In spite of our condition my brothers and I worked hard. Our mother never complained about her lot in life and taught us not to do so either. We held our heads high and felt thankful for the opportunities in our country even though we sometimes found blockades in our paths. We persisted even in the face of barriers because our family believed that this was the greatest place on earth to live even with all of its flaws. Of late I hear so much belittling of not only the country itself, but also different factions of the population. We are being urged on both the far right and the far left to fight with each other and to hang our heads in shame at the very thought of being Americans.

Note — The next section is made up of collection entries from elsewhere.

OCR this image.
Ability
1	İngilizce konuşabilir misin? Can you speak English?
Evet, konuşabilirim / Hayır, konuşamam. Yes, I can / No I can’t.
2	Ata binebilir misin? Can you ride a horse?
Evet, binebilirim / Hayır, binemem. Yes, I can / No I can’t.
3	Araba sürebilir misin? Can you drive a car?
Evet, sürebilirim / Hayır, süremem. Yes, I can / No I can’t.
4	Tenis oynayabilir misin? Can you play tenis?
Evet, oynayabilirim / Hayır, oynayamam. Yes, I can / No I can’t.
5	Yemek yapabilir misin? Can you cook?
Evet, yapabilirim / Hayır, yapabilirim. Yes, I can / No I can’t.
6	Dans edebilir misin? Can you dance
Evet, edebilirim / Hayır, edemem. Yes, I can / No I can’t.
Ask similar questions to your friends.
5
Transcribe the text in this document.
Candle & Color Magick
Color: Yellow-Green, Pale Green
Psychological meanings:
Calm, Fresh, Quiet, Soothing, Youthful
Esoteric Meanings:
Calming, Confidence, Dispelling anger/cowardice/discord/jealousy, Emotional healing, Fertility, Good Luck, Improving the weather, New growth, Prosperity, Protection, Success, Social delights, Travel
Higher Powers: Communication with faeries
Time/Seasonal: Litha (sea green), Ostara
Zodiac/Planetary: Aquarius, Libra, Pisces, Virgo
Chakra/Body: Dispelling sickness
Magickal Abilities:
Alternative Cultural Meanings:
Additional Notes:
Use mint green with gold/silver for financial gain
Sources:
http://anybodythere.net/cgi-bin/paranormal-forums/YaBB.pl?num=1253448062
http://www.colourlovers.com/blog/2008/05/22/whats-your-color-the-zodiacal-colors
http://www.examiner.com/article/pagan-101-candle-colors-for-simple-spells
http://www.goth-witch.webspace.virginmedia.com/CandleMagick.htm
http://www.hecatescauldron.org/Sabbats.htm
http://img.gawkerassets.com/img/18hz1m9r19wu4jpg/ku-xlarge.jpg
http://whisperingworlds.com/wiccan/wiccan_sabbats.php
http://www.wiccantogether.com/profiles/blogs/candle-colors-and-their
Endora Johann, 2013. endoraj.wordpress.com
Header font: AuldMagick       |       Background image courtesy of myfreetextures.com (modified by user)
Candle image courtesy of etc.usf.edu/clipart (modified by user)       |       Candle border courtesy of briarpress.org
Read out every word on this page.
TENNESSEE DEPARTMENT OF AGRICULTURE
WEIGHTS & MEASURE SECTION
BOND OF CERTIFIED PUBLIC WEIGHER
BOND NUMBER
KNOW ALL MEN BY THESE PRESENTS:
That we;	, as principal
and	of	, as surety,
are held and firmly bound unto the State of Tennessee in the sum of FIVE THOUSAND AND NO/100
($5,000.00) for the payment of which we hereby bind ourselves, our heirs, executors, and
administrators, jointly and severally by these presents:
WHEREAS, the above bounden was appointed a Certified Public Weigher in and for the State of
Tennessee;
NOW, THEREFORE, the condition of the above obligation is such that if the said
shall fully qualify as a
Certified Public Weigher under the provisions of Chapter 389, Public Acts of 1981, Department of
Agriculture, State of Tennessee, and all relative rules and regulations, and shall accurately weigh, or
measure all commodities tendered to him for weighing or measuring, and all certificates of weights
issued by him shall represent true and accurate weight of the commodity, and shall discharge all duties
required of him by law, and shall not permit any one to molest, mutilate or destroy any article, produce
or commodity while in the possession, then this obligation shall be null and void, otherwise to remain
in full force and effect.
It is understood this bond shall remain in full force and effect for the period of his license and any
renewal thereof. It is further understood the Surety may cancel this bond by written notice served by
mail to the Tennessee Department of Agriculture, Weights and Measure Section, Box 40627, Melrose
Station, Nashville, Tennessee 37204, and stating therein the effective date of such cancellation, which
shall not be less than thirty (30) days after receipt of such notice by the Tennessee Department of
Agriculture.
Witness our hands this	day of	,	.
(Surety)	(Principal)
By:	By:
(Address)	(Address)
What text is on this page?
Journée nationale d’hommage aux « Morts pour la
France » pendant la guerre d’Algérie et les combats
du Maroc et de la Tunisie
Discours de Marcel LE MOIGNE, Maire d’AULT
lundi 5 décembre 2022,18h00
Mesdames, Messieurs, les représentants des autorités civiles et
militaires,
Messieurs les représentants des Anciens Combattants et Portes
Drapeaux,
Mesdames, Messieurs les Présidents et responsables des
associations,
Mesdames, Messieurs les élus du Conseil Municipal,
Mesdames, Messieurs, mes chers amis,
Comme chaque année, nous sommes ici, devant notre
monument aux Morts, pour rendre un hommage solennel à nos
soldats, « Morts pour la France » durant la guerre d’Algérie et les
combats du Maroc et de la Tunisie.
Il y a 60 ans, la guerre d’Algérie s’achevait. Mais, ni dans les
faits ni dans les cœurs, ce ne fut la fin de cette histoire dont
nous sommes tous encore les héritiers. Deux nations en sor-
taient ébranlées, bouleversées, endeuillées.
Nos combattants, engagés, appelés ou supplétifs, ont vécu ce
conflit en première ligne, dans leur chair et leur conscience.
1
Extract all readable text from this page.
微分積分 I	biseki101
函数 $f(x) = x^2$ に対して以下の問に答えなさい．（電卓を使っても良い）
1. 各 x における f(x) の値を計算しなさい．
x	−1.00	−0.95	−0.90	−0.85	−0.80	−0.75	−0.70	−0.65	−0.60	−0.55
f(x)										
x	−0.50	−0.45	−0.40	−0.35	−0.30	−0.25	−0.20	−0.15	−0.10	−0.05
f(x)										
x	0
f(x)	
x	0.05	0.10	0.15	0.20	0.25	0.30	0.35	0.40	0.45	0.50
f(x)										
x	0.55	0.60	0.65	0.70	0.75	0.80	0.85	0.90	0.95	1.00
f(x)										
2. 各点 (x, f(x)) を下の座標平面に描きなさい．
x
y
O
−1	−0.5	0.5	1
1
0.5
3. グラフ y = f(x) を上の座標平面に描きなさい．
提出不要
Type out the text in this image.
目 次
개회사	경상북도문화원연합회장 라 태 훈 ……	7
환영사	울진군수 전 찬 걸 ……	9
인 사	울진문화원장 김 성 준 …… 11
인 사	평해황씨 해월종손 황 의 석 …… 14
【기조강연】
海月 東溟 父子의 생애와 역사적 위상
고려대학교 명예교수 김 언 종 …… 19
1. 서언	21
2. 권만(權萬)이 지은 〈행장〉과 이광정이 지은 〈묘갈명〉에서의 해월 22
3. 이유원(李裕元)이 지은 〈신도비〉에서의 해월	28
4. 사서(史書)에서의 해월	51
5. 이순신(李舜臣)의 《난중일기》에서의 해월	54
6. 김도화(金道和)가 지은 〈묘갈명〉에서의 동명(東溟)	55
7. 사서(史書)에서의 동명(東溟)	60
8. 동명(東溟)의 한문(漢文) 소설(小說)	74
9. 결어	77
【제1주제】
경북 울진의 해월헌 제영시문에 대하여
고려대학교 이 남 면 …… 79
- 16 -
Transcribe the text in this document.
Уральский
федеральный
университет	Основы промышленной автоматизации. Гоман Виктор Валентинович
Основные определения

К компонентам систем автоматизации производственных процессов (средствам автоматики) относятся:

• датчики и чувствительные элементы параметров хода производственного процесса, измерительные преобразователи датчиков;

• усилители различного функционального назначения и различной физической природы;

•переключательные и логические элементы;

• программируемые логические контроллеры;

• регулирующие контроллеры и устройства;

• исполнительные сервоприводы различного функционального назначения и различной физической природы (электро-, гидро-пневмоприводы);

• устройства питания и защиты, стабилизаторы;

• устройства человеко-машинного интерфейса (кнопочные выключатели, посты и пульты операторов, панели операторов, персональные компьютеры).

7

I recently saw an article deriding virtually all older white males. Since I happen to be married to one of those types and friends with a number of them, I found the very thought of making sweeping statements about a particular facet of our society to be disgusting. I see it as the power play that it is. I understand that there are indeed groups who want us to turn on one another just as there have always been. There is nothing new about getting us to hate. It’s been de rigor for centuries. It is the reason that my grandparents moved to this country from Austria Hungary. It is a tactic that is as old as the story of Jesus being executed for His beliefs. Sadly we are falling for it in droves, and that makes me feel quite worried for the health of our country, for I believe that it is only when we work together that we are strong.
I intend to keep speaking out in favor of respecting all good people and rejecting those who would ask us to condemn entire groups without thought. We cannot become a nation of sects, groups, nationalities, races that are unwilling to trust one another. We have to face the reality that there is good and bad everywhere and we need to be discerning enough to combat evil without thoughtless condemnation. Instead we should be taking the time to better know and understand even those whose ways seem different and confusing. I fear that if we don’t the battles that we see will only escalate.
I’m seventy years old and greatly saddened that I may have to spend the next ten, twenty, or thirty years that I have left watching my country turn on itself. I have grown weary of watching good people demonized by persons with selfish intent. The noise is overwhelming even to my aging ears that don’t hear quite as well as they once did, but it tells me that we must be very careful. I suspect that the reality is that most of us feel this way.